Randomness. Low = focused/repeatable; high = varied/creative.

_Say:_ "Lower the temperature for consistent answers."

### top-p / nucleus sampling

Limits choices to the most probable tokens summing to p, another diversity control.

_Say:_ "Tune top-p instead of temperature."

### max tokens

A ceiling on how long the response can be.

_Say:_ "Cap the output at 300 tokens."

### Stop sequence

Text that, when generated, halts the output, useful for clean formatting.

_Say:_ "Add a stop sequence so it ends cleanly."

### Streaming

Sending the response token-by-token as it's produced, so the user sees it type out.

_Say:_ "Stream the response for a snappier feel."

### Seed

A fixed starting value that makes random generation repeatable.

_Say:_ "Set a seed so we can reproduce this."

## Quality & Safety

Measuring whether AI works, and keeping it from misbehaving.

### Evals / benchmarks

Tests that measure model quality on a task. Build your own to know if changes help.

_Say:_ "Write evals to measure if this prompt is better."

### Bias

Systematic skew inherited from training data that can produce unfair outputs.

_Say:_ "Check the outputs for bias across groups."

### Prompt injection

Hidden instructions in input data that trick a model into ignoring its real task.

_Say:_ "Harden it against prompt injection."

### Jailbreak

Crafted prompts that try to bypass a model's safety guidelines.

_Say:_ "Test whether it resists jailbreak attempts."

### Red-teaming

Deliberately probing a system for failures and harms before users find them.

_Say:_ "Red-team the assistant before launch."

### Guardrails / moderation

Checks that block unsafe inputs/outputs around the model.

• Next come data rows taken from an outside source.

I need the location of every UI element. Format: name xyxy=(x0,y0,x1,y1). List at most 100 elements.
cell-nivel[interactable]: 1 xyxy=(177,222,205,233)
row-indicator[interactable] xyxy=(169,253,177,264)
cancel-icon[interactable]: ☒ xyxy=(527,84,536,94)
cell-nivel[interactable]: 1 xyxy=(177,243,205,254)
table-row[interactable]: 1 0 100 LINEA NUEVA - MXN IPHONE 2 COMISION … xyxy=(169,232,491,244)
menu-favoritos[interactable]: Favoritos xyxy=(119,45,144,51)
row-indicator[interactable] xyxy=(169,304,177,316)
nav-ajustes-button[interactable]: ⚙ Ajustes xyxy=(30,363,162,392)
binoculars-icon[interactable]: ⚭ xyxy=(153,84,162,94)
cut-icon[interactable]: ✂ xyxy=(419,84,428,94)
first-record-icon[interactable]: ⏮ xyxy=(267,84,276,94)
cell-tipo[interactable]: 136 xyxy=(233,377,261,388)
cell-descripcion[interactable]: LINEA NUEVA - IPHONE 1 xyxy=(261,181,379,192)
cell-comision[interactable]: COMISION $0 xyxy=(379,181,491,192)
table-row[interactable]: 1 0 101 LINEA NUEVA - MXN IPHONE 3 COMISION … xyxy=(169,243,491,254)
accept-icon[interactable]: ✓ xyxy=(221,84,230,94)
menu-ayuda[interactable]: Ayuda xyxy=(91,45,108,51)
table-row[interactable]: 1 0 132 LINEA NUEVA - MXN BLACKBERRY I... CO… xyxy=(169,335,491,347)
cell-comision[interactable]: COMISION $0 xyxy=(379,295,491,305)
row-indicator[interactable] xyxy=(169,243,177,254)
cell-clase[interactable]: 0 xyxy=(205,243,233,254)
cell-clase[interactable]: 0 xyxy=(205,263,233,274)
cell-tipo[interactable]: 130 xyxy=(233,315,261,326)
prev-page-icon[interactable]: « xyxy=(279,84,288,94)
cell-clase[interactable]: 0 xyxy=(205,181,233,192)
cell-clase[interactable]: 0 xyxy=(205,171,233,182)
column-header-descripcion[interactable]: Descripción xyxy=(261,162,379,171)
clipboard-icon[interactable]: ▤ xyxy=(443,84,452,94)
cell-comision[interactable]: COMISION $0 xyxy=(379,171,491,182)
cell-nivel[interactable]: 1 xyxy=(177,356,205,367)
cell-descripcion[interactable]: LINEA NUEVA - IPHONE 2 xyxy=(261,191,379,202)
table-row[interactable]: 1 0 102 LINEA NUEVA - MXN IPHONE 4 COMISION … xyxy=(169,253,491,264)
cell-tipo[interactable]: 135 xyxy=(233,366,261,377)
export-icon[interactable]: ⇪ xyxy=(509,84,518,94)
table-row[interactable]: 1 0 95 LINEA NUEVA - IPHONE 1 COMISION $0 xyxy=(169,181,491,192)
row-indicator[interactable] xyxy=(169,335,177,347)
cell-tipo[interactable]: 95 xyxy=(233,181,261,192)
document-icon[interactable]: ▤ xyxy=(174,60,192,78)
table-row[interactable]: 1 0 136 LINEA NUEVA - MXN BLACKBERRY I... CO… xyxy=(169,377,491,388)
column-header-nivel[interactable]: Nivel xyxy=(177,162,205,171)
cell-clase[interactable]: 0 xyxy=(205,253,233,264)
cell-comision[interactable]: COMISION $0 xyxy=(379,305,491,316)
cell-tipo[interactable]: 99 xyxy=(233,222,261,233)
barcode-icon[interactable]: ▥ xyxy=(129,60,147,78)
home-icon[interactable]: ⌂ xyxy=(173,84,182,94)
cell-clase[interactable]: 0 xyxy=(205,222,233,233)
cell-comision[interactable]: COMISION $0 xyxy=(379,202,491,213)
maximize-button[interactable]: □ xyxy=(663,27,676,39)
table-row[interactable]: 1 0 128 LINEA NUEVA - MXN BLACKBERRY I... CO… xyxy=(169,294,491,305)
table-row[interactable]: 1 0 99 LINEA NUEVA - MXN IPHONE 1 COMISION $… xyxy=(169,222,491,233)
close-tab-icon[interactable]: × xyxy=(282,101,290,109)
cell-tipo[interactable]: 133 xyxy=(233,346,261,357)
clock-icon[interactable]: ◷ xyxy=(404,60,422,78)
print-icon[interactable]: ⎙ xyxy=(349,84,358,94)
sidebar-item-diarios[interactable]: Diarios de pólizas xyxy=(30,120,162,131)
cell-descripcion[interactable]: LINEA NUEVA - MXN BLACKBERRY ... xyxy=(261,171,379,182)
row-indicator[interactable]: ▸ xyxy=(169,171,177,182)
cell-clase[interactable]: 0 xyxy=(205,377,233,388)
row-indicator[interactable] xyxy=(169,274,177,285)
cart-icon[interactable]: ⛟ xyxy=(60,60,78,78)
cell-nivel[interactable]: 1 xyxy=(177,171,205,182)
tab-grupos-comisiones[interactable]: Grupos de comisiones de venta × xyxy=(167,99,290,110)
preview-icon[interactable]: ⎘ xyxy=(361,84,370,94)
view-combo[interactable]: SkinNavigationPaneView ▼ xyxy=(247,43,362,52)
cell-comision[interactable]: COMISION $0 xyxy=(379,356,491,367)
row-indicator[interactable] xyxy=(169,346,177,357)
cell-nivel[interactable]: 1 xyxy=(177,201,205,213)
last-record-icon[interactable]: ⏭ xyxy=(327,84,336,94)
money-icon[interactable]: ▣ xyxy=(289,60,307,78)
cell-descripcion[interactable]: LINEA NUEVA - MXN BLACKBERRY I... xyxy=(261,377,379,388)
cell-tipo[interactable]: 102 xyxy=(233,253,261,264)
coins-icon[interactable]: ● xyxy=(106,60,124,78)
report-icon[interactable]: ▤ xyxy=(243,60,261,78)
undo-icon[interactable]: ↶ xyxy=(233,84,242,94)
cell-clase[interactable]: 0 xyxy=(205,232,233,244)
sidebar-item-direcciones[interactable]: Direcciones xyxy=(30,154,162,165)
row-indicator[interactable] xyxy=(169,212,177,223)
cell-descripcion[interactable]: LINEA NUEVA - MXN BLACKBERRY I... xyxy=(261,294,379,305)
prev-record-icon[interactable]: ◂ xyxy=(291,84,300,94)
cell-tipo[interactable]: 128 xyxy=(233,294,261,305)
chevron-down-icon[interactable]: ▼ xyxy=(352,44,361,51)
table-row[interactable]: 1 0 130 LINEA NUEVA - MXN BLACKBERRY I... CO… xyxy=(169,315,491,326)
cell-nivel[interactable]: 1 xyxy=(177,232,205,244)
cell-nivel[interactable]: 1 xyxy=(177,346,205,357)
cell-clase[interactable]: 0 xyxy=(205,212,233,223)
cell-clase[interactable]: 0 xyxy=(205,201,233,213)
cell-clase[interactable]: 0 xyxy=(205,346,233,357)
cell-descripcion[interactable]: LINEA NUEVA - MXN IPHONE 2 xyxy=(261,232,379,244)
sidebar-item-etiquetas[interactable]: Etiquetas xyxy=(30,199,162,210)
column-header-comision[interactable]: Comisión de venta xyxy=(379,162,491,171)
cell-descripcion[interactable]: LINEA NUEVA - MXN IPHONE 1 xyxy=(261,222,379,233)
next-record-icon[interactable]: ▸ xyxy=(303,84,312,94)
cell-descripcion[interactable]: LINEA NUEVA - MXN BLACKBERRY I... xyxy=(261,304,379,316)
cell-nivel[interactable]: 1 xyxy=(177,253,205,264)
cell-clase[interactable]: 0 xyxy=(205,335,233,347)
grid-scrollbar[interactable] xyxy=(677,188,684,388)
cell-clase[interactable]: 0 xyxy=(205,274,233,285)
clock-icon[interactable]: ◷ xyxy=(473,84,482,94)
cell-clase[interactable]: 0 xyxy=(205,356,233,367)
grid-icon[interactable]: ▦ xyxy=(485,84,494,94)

_Say:_ "Add a moderation guardrail on outputs."

### Human feedback / RLHF

Training a model using human ratings of its responses to align behavior.

_Say:_ "Those preferences come from RLHF."

### Confidence / calibration

Whether a model's stated certainty matches how often it's actually right.

_Say:_ "Ask it to rate its confidence."

## Image & Media Generation

The vocabulary for generating images, audio, and video.

### Diffusion model

Generates images by starting from noise and progressively refining (Stable Diffusion, Midjourney, DALL·E).

_Say:_ "Generate it with a diffusion model."

### Text-to-image

Creating an image from a text description (the prompt).

_Say:_ "Text-to-image: a minimalist fox logo."

### Prompt weighting

Emphasizing or de-emphasizing parts of an image prompt with weights.

_Say:_ "Weight the prompt toward 'minimalist'."

### Negative prompt

Telling the model what to avoid in the image.

_Say:_ "Add a negative prompt to remove text."

### Seed (image)

Fixes the starting randomness so you can reproduce or vary an image consistently.

_Say:_ "Keep the seed and just change the color."

### Inpainting / outpainting

Regenerating a masked region (inpaint) or extending the canvas (outpaint).

_Say:_ "Inpaint to replace just the background."

### Upscaling

Increasing an image's resolution while adding plausible detail.

_Say:_ "Upscale it to 4K."

### ControlNet / conditioning

Steering generation with an extra input, a sketch, pose, or depth map, for precise control.

_Say:_ "Condition it on this pose sketch."